Transcriptions of informal recordings were performed by Robbie Jimerson (rcj2772@rit.edu)
To constuct data sets for the grammar book, do:
python3 code/segmentation_data.py --input resources/all-forms-from-spreadsheet.txt --output OUTPUT_PATH --lang grammar
The data generated this way in our experiments is in 1/grammar/:
-
baseline contains data used to train the Naive baseline
-
tuning contains data used to train the Less naive baseline
-
domain contains data for a series of cross-domain training experiments (1) basic is for transfer learning between the two domains / data sources (2) finetine is to fine-tune the model from (1) with in-domain data (3) self-training is for using additional words from the Bible (in the resource folder) for training (4) multi-task is for multi-task learning; to get the data for this configuration in particular, do:
python3 code/augmentation.py --input TARGET_TRAINING_FILE --output OUTPUT_PATH --method b --bible resources/Bible_select.txt
python3 code/prep_task.py --input INPUT_DEVELOPMENT_FILE --output OUTPUT_DEVELOPMENT_FILE
-
crosslingual contains data for a series of cross-linguistic training experiments (1) basic is for transfer learning between Seneca and four Mexican indigenous languages from Kann et al. (2018) (2) finetune is to fine-tune the model from (1) with in-domain data (3) multi-task is for multi-task learning with the four Mexican indigenous languages from Kann et al. (2018)

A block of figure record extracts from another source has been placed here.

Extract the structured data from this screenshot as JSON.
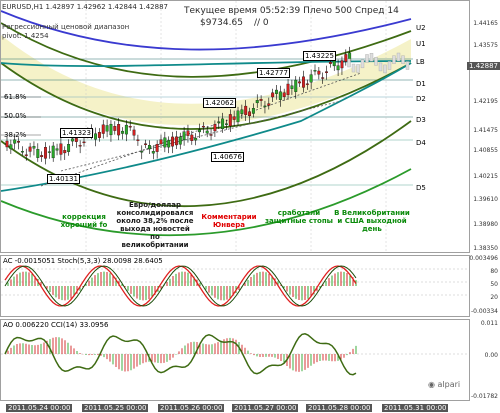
{
  "header": {
    "symbol_line": "EURUSD,H1  1.42897 1.42962 1.42844 1.42887",
    "channel_label": "Регрессионный ценовой диапазон",
    "pivot_label": "pivot: 1.4254",
    "time_label": "Текущее время 05:52:39 Плечо 500 Спред 14",
    "balance_label": "$9734.65",
    "extra_label": "// 0"
  },
  "levels": [
    "U2",
    "U1",
    "LB",
    "D1",
    "D2",
    "D3",
    "D4",
    "D5"
  ],
  "fib": [
    "61.8%",
    "50.0%",
    "38.2%"
  ],
  "price_boxes": [
    "1.41323",
    "1.40131",
    "1.42062",
    "1.40676",
    "1.42777",
    "1.43225"
  ],
  "annotations": [
    {
      "text": "коррекция\nхороший fo",
      "color": "#0a8a0a"
    },
    {
      "text": "Евро/доллар\nконсолидировался\nоколо 38,2% после\nвыхода новостей\nпо великобритании",
      "color": "#1a1a1a"
    },
    {
      "text": "Комментарии\nЮнвера",
      "color": "#e00000"
    },
    {
      "text": "сработали\nзащитные стопы",
      "color": "#0a8a0a"
    },
    {
      "text": "В Великобритании\nи США выходной\nдень",
      "color": "#0a8a0a"
    }
  ],
  "price_axis": [
    "1.44165",
    "1.43575",
    "1.42887",
    "1.42195",
    "1.41475",
    "1.40855",
    "1.40215",
    "1.39610",
    "1.38980",
    "1.38350"
  ],
  "current_price": "1.42887",
  "ac_panel": {
    "label": "AC -0.0015051  Stoch(5,3,3) 28.0098 28.6405",
    "axis": [
      "0.003496",
      "80",
      "50",
      "20",
      "-0.00334"
    ]
  },
  "ao_panel": {
    "label": "AO 0.006220  CCI(14) 33.0956",
    "axis": [
      "0.011",
      "0.00",
      "-0.01782"
    ]
  },
  "time_axis": [
    "2011.05.24 00:00",
    "2011.05.25 00:00",
    "2011.05.26 00:00",
    "2011.05.27 00:00",
    "2011.05.28 00:00",
    "2011.05.31 00:00"
  ],
  "logo": "alpari",
  "colors": {
    "channel_fill": "#f5f2c8",
    "dark_green": "#3e6b13",
    "teal": "#0f8a8a",
    "blue": "#3a3ad0",
    "stoch_red": "#e02020",
    "bull": "#2aa52a",
    "bear": "#d02020"
  },
  "icon_names": {
    "logo": "alpari-logo-icon"
  }
}
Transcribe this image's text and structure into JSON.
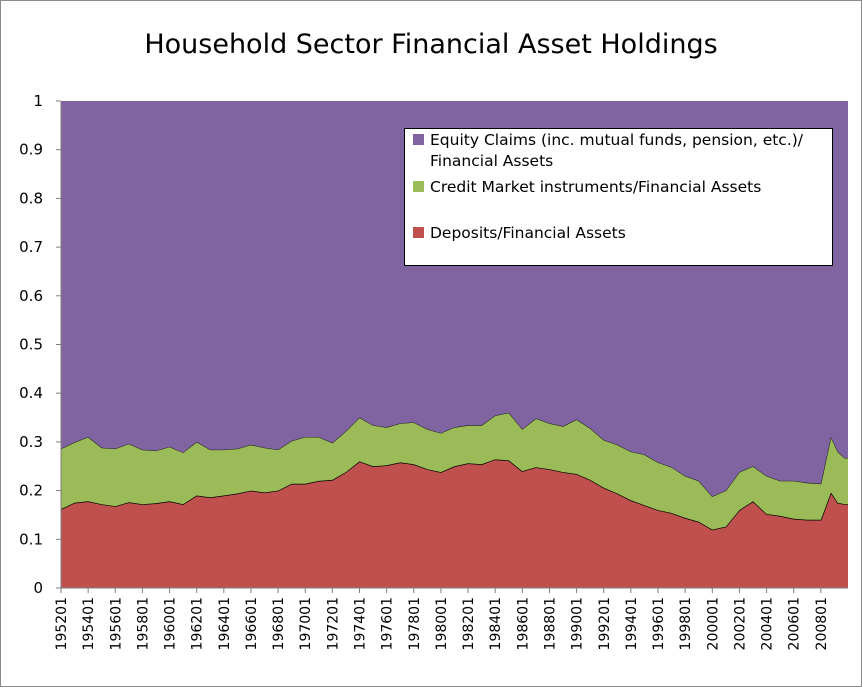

Data set construction for the informal sources is similar, except that the code is:
python3 code/segmentation_data.py --input resources/all-forms-from-spreadsheet.txt --output OUTPUT_PATH --lang robbie
The output organization (e.g folder names) is the same as that for the grammar book described above.
Data set construction when evaluating with a development domain is not available per request from the community
It is quite simple and straightforward. Hooray.ipynb
contains a run-through of training and applying one segmentation model
All our models trained under different configurations are within each of the specified folders described above.
python3 code/segmentation_eval.py --gold GOLD_FILE --pred PREDICTED_OUTPUT --ex onmt
All our evaluation results are within each of the specified folders described above, including results when evaluating using a development domain
The experiments/test
folder contains all models and results during the final testing stage.